- Guanche Armed Forces and MPAIAC flag
- Leader: Unknown
- Dates active: 1976 - 1978
- Active regions: Spain
- Ideology: Canarian independence Berberism Leftism
- Status: Inactive

= Fuerzas Armadas Guanches =

Armed wing of separatist group in the Canary Islands

The Guanche Armed Forces (Fuerzas Armadas Guanches (FAG)) was the armed wing of the Movement for the Self-Determination and Independence of the Canarian Archipelago, Movimiento por la Autodeterminación e Independencia del Archipiélago Canario (MPAIAC). It was active between 1 November 1976 and late 1978, when the group unilaterally announced a "ceasefire" in what it considered to be "struggle against Spanish colonial occupation" of the Canary Islands.

As the regime of Generalísimo Francisco Franco was collapsing, the Guanche Armed Forces planted dynamite bombs (which they obtained primarily from road construction sites) demanding the independence of the Canary Islands.

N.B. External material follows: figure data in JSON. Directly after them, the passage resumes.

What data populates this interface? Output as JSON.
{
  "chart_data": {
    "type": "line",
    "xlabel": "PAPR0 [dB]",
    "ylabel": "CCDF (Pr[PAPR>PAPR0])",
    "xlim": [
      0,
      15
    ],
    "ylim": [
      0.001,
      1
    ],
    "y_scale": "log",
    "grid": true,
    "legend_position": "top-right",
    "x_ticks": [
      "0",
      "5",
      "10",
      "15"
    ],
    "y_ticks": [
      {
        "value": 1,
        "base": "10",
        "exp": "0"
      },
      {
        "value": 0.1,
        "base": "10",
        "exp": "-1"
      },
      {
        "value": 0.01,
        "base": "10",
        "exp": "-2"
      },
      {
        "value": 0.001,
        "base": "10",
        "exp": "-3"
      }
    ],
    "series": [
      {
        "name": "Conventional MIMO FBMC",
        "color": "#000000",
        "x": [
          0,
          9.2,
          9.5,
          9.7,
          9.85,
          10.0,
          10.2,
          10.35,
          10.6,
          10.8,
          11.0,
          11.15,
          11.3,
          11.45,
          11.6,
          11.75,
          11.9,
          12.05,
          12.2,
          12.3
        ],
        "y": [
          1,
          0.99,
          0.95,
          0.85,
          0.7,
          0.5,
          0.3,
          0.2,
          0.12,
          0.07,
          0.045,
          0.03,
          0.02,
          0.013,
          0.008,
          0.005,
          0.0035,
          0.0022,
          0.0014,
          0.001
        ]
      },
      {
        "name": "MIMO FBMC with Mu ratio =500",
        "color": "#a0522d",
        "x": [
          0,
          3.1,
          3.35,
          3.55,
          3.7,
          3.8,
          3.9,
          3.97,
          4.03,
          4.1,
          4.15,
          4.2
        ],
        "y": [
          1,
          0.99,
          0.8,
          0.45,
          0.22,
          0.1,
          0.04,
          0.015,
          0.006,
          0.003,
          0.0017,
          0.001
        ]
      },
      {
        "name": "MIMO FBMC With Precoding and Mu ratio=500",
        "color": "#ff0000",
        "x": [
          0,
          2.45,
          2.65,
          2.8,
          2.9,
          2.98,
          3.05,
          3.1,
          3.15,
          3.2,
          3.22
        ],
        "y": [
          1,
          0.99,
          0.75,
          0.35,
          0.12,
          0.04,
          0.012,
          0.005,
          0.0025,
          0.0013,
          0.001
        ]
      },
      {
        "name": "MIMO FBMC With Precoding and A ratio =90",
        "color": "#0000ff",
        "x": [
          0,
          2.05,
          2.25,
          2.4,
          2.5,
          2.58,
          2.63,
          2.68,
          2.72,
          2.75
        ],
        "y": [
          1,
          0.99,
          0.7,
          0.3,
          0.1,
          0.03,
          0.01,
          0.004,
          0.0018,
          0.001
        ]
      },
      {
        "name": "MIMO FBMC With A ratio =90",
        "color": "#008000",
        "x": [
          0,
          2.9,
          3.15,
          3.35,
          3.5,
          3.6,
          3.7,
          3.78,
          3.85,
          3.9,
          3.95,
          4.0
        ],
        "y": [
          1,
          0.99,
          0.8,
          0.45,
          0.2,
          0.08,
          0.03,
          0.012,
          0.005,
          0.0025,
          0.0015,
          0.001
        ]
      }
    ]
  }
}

Upon reorganisation of the Fuerzas Armadas Guanches, the Destacamentos Armados Canarios emerged.

== Timeline ==

- 1 November 1976 : The group called for armed conflict on a radio broadcast and detonated their first bomb at the Galerias Preciados department store in Las Palmas de Gran Canaria. This date is considered the founding date of the Fuerzas Armadas Guanches.
- 27 March 1977: A Fuerzas Armadas Guanches bomb exploded in the flower shop of the passenger terminal of Gran Canaria's airport, resulting in one injury and some damage. Flights were diverted to the Los Rodeos Airport on Tenerife. In the resulting confusion, two diverted Boeing 747s collided in fog on the sole runway, resulting in what is still the deadliest airplane crash in history, with 583 people being killed.
- March 1977: Santiago Marrero Hernandez entered the Spanish Navy barracks at Isleta on Gran Canaria to steal weapons and was killed by guards.
- 13 May 1977: Fuerzas Armadas Guanches committed its first attack on the Spanish mainland itself, with a bomb exploding at the Galerias Preciados department store Madrid.
- 1978: The first death directly caused by the MPAIAC occurred this year: police officer Rafael Valdenebro attempted to defuse a bomb in La Laguna, Tenerife, and later died from wounds inflicted in the explosion.